Van Riet sprak ook over zijn uitzonderlijke talent voor het vatten van personages, waar je instant mededogen voor hebt. Wat later vroeg ze de auteur of hij het maandblad Feeling leest om de lezer van de waarachtigheid van zijn personages te overtuigen. Een grove aantijging?

“In Roosevelt staat één citaat uit Feeling. Het personage voor wie dat van belang is, heeft het ook in het magazine gezien. Soms heb ik dingen gebruikt die ik gelezen of gezien heb, wanneer ik het gevoel had dat ik daar iets mee kon doen.”

“Ik heb geen mensen op de Rooseveltplaats geïnterviewd voor de verhalen in mijn boek. Daarvoor heb ik me proberen in te leven in de situaties van mijn – fictieve – personages. Ik heb wel veel tijd doorgebracht op het plein om het decor juist te kunnen schetsen.”

Erfenis

Vlak voor Warre Borgmans voor de laatste keer het woord van een personage uit het boek nam, kondigde Jelle Van Riet aan dat zoon Hans binnenkort zal debuteren. ‘Roosevelt’ lijkt voor haar in dat licht een gebrek aan vaderliefde te impliceren: vader toont zoonlief nog even hoe het moet. Kijk eens wat papa kan en hoe goed hij dat kan. Gie Bogaert lachte die uitspraak bescheiden weg. Hij vertelt glunderend over zijn debuterende zoon.

“Hans en ik helpen elkaar bij het schrijven.
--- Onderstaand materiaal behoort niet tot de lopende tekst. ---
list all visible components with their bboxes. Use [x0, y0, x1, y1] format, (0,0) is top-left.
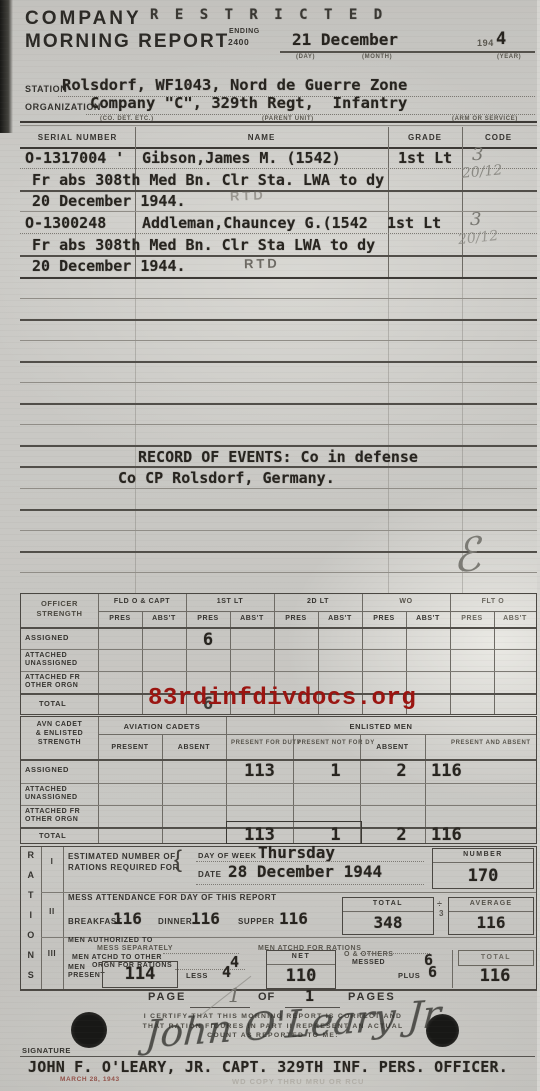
rule [20, 298, 537, 299]
rule [175, 969, 245, 970]
os-assigned-1stlt-pres-value: 6 [186, 630, 230, 650]
es-group-enlisted-men: ENLISTED MEN [226, 722, 536, 731]
punch-hole-left [71, 1012, 107, 1048]
mess-average-value: 116 [449, 913, 533, 932]
signature-script: John O'Leary Jr [144, 992, 443, 1057]
rule [20, 340, 537, 341]
os-sub-pres: PRES [274, 615, 318, 622]
es-col-absent: ABSENT [162, 744, 226, 751]
os-row-attached-unassigned-1: ATTACHED [25, 652, 67, 659]
divide-number: 3 [439, 909, 444, 918]
day-label: (DAY) [296, 54, 315, 60]
rations-grand-total-value: 116 [458, 966, 532, 986]
net-value: 110 [267, 966, 335, 986]
rule [20, 125, 537, 126]
rule [20, 361, 537, 363]
es-col-present: PRESENT [98, 744, 162, 751]
rule [21, 671, 536, 672]
form-title-line2: MORNING REPORT [25, 31, 229, 53]
ending-time: 2400 [228, 37, 249, 47]
es-title-line2: & ENLISTED [21, 730, 98, 737]
rule [98, 734, 536, 735]
record-of-events-line2: Co CP Rolsdorf, Germany. [118, 469, 335, 487]
rations-grand-total-label: TOTAL [459, 954, 533, 961]
enlisted-strength-table: AVN CADET & ENLISTED STRENGTH AVIATION C… [20, 716, 537, 844]
net-box: NET 110 [266, 950, 336, 989]
rations-letter-r: R [21, 850, 41, 860]
rations-letter-t: T [21, 890, 41, 900]
es-col-present-for-duty: PRESENT FOR DUTY [231, 740, 288, 748]
es-row-assigned: ASSIGNED [25, 765, 69, 774]
rations-letter-n: N [21, 950, 41, 960]
rations-row1-numeral: I [41, 857, 63, 866]
less-value: 4 [222, 963, 231, 981]
date-label: DATE [198, 870, 222, 879]
rule [20, 445, 537, 447]
dinner-label: DINNER [158, 917, 192, 926]
copy-routing-note: WD COPY THRU MRU OR RCU [232, 1077, 364, 1086]
rule [98, 611, 536, 612]
es-assigned-pnfd: 1 [311, 761, 360, 781]
os-sub-abst: ABS'T [230, 615, 274, 622]
roster-r4-code-handwritten: 3 [470, 209, 481, 230]
os-sub-pres: PRES [450, 615, 494, 622]
plus-value: 6 [428, 963, 437, 981]
rule [21, 805, 536, 806]
vrule [388, 277, 389, 593]
es-total-absent: 2 [378, 825, 425, 845]
es-total-pfd: 113 [226, 825, 293, 845]
o-and-others-label-1: O & OTHERS [344, 951, 394, 958]
roster-col-code: CODE [462, 133, 535, 142]
os-sub-pres: PRES [362, 615, 406, 622]
roster-r3-text: 20 December 1944. [32, 192, 186, 210]
rule [21, 783, 536, 784]
os-row-attached-fr-2: OTHER ORGN [25, 682, 78, 689]
form-date: MARCH 28, 1943 [60, 1076, 120, 1083]
roster-r1-serial: O-1317004 ' [25, 149, 124, 167]
rule [20, 121, 537, 123]
rule [472, 51, 535, 53]
rations-row3-numeral: III [41, 949, 63, 958]
rule [20, 168, 537, 169]
os-row-attached-fr-1: ATTACHED FR [25, 674, 80, 681]
vrule [41, 847, 42, 989]
os-group-fldo-capt: FLD O & CAPT [98, 598, 186, 605]
estimated-rations-label-2: RATIONS REQUIRED FOR [68, 863, 179, 872]
rule [21, 649, 536, 650]
rule [163, 953, 239, 954]
month-label: (MONTH) [362, 54, 392, 60]
page-label: PAGE [148, 991, 186, 1003]
rations-letter-s: S [21, 970, 41, 980]
rule [449, 911, 533, 912]
rule [280, 51, 472, 53]
os-sub-pres: PRES [98, 615, 142, 622]
mess-attendance-label: MESS ATTENDANCE FOR DAY OF THIS REPORT [68, 893, 277, 902]
os-sub-pres: PRES [186, 615, 230, 622]
rule [433, 862, 533, 863]
vrule [63, 847, 64, 989]
supper-value: 116 [279, 909, 308, 928]
rule [20, 319, 537, 321]
men-present-value: 114 [103, 964, 177, 984]
vrule [98, 717, 99, 843]
record-of-events-line1: RECORD OF EVENTS: Co in defense [138, 448, 418, 466]
vrule [450, 594, 451, 714]
ending-label: ENDING [229, 28, 260, 35]
day-of-week-label: DAY OF WEEK [198, 851, 257, 860]
es-title-line1: AVN CADET [21, 721, 98, 728]
report-date-value: 21 December [292, 30, 398, 49]
roster-r4-name: Addleman,Chauncey G.(1542 [142, 214, 368, 232]
es-row-attached-unassigned-2: UNASSIGNED [25, 794, 78, 801]
rule [21, 627, 536, 629]
of-label: OF [258, 991, 275, 1003]
roster-r2-pencil-date: 20/12 [461, 162, 503, 181]
es-assigned-absent: 2 [378, 761, 425, 781]
present-label: PRESENT [68, 972, 105, 979]
rule [20, 1056, 535, 1057]
os-sub-abst: ABS'T [494, 615, 536, 622]
number-value: 170 [433, 866, 533, 886]
mess-total-box: TOTAL 348 [342, 897, 434, 935]
divide-sign: ÷ [437, 899, 443, 909]
form-title-line1: COMPANY [25, 8, 142, 30]
photo-edge-shadow [0, 0, 13, 133]
os-row-assigned: ASSIGNED [25, 633, 69, 642]
es-row-total: TOTAL [39, 831, 66, 840]
rule [343, 911, 433, 912]
rations-row2-numeral: II [41, 907, 63, 916]
rule [20, 509, 537, 511]
roster-r6-text: 20 December 1944. [32, 257, 186, 275]
rule [20, 466, 537, 468]
roster-col-name: NAME [135, 133, 388, 142]
es-col-present-not-for-dy: PRESENT NOT FOR DY [297, 740, 356, 748]
es-total-pnfd: 1 [311, 825, 360, 845]
breakfast-value: 116 [113, 909, 142, 928]
os-row-total: TOTAL [39, 699, 66, 708]
os-sub-abst: ABS'T [318, 615, 362, 622]
mess-total-label: TOTAL [343, 900, 433, 907]
roster-r5-text: Fr abs 308th Med Bn. Clr Sta LWA to dy [32, 236, 375, 254]
rule [196, 884, 424, 885]
es-row-attached-fr-2: OTHER ORGN [25, 816, 78, 823]
roster-r6-rtd-stamp: RTD [244, 256, 280, 272]
mess-average-label: AVERAGE [449, 900, 533, 907]
men-authorized-label-1: MEN AUTHORIZED TO [68, 937, 153, 944]
es-group-aviation-cadets: AVIATION CADETS [98, 722, 226, 731]
men-label: MEN [68, 964, 85, 971]
os-row-attached-unassigned-2: UNASSIGNED [25, 660, 78, 667]
men-atchd-other-label-1: MEN ATCHD TO OTHER [72, 954, 162, 961]
pencil-check-mark: ℰ [449, 527, 482, 584]
rule [20, 211, 537, 212]
certifying-officer-typed-name: JOHN F. O'LEARY, JR. CAPT. 329TH INF. PE… [28, 1058, 508, 1076]
plus-label: PLUS [398, 971, 420, 980]
es-assigned-pfd: 113 [226, 761, 293, 781]
organization-value: Company "C", 329th Regt, Infantry [90, 94, 407, 112]
page-number-handwritten: 1 [228, 983, 241, 1007]
net-label: NET [267, 953, 335, 960]
os-group-2dlt: 2D LT [274, 598, 362, 605]
restricted-stamp: R E S T R I C T E D [150, 7, 386, 23]
station-value: Rolsdorf, WF1043, Nord de Guerre Zone [62, 76, 407, 94]
rations-letter-a: A [21, 870, 41, 880]
vrule [135, 277, 136, 593]
men-authorized-label-2: MESS SEPARATELY [97, 945, 173, 952]
year-label: (YEAR) [497, 54, 521, 60]
roster-r1-name: Gibson,James M. (1542) [142, 149, 341, 167]
rule [20, 403, 537, 405]
vrule [452, 950, 453, 988]
roster-col-grade: GRADE [388, 133, 462, 142]
year-typed: 4 [496, 29, 506, 49]
year-printed: 194 [477, 38, 494, 48]
rations-grand-total-label-box: TOTAL [458, 950, 534, 966]
less-label: LESS [186, 971, 208, 980]
rule [20, 488, 537, 489]
os-group-flto: FLT O [450, 598, 536, 605]
es-col-absent-en: ABSENT [360, 744, 425, 751]
es-row-attached-fr-1: ATTACHED FR [25, 808, 80, 815]
es-col-present-and-absent: PRESENT AND ABSENT [451, 740, 511, 748]
rations-letter-o: O [21, 930, 41, 940]
dinner-value: 116 [191, 909, 220, 928]
roster-r3-rtd-stamp: RTD [230, 187, 266, 203]
rations-letter-i: I [21, 910, 41, 920]
os-sub-abst: ABS'T [142, 615, 186, 622]
rule [20, 382, 537, 383]
rule [267, 964, 335, 965]
rule [86, 114, 535, 115]
os-group-wo: WO [362, 598, 450, 605]
morning-report-document: COMPANY R E S T R I C T E D MORNING REPO… [0, 0, 540, 1091]
number-box: NUMBER 170 [432, 848, 534, 889]
o-and-others-label-2: MESSED [352, 959, 385, 966]
es-total-present-and-absent: 116 [431, 825, 462, 845]
estimated-rations-label-1: ESTIMATED NUMBER OF [68, 852, 176, 861]
supper-label: SUPPER [238, 917, 275, 926]
brace-glyph: { [174, 846, 183, 874]
men-present-box: 114 [102, 961, 178, 988]
mess-total-value: 348 [343, 913, 433, 932]
roster-r2-text: Fr abs 308th Med Bn. Clr Sta. LWA to dy [32, 171, 384, 189]
roster-r4-serial: O-1300248 [25, 214, 106, 232]
day-of-week-value: Thursday [258, 843, 335, 862]
roster-col-serial: SERIAL NUMBER [20, 133, 135, 142]
roster-r4-grade: 1st Lt [387, 214, 441, 232]
os-title-line1: OFFICER [21, 599, 98, 608]
date-value: 28 December 1944 [228, 862, 382, 881]
rule [20, 424, 537, 425]
number-label: NUMBER [433, 851, 533, 858]
rule [20, 277, 537, 279]
site-watermark: 83rdinfdivdocs.org [148, 685, 416, 712]
roster-r5-pencil-date: 20/12 [457, 228, 499, 248]
signature-label: SIGNATURE [22, 1046, 71, 1055]
os-sub-abst: ABS'T [406, 615, 450, 622]
es-row-attached-unassigned-1: ATTACHED [25, 786, 67, 793]
mess-average-box: AVERAGE 116 [448, 897, 534, 935]
roster-r1-code-handwritten: 3 [472, 144, 483, 165]
es-title-line3: STRENGTH [21, 739, 98, 746]
os-title-line2: STRENGTH [21, 609, 98, 618]
roster-r1-grade: 1st Lt [398, 149, 452, 167]
es-assigned-present-and-absent: 116 [431, 761, 462, 781]
os-group-1stlt: 1ST LT [186, 598, 274, 605]
vrule [98, 594, 99, 714]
Wij zijn elkaars eerste lezer. In die zin leren we van elkaar. Hij leert uit de opmerkingen van een oudere lezer en ik leer van de opmerkingen van een jonge lezer. Het is een vruchtbare samenwerking. Toch willen we als auteur niet met elkaar geassocieerd worden. Elk boek moet zijn eigen weg naar de buitenwereld vinden. Het is knap dat mijn zoon op relatief jonge leeftijd een eigen stijl gevonden heeft. Hij legt de lat hoog met zijn jonge, wervende stijl. Zijn boek is niet gemakkelijk. Het is bedoeld voor een publiek dat literaire eisen stelt. Hij brengt het er met verve van af en hoop dat ook het grote publiek dat zal vinden. Zijn redacteuren en uitgeverij De Bezige Bij zijn alvast enthousiast.”

Volgende boek

Gie Bogaert, die net als zijn zoon op 28-jarige leeftijd debuteerde, voelt dat er nog een boek, misschien zelfs meerdere aan zitten te komen. Maar alles op zijn tijd.

“Wanneer de tijd rijp is, begin ik aan een nieuw boek. Nu wacht ik eerst af hoe het Roosevelt zal vergaan. Ik hou me niet bezig met de verkoopcijfers. Een boek moet zijn tijd hebben, het moet kunnen leven en besproken kunnen worden.”

“Je moet je als schrijver ook realiseren dat er niemand op je volgende roman zit te wachten (lacht). Ik zie me niet alleen als schrijver, maar ook als leraar. Ik ben blij dat ik nooit voor het voltijdse schrijverschap heb gekozen. Naar dat evenwicht heb ik toch een tijdje moeten zoeken, maar na al die jaren heb ik toch gevonden hoe ik het lesgeven met het schrijven kan combineren (Gie Bogaert is leerkracht Nederlands op het Sint-Gabriëlcollege in Boechout en geeft les op de SchrijversAcademie in Antwerpen, tvl).”

‘Roosevelt’ ligt in de boekhandel. Het boek Echo van Hans Bogaert verschijnt eind augustus.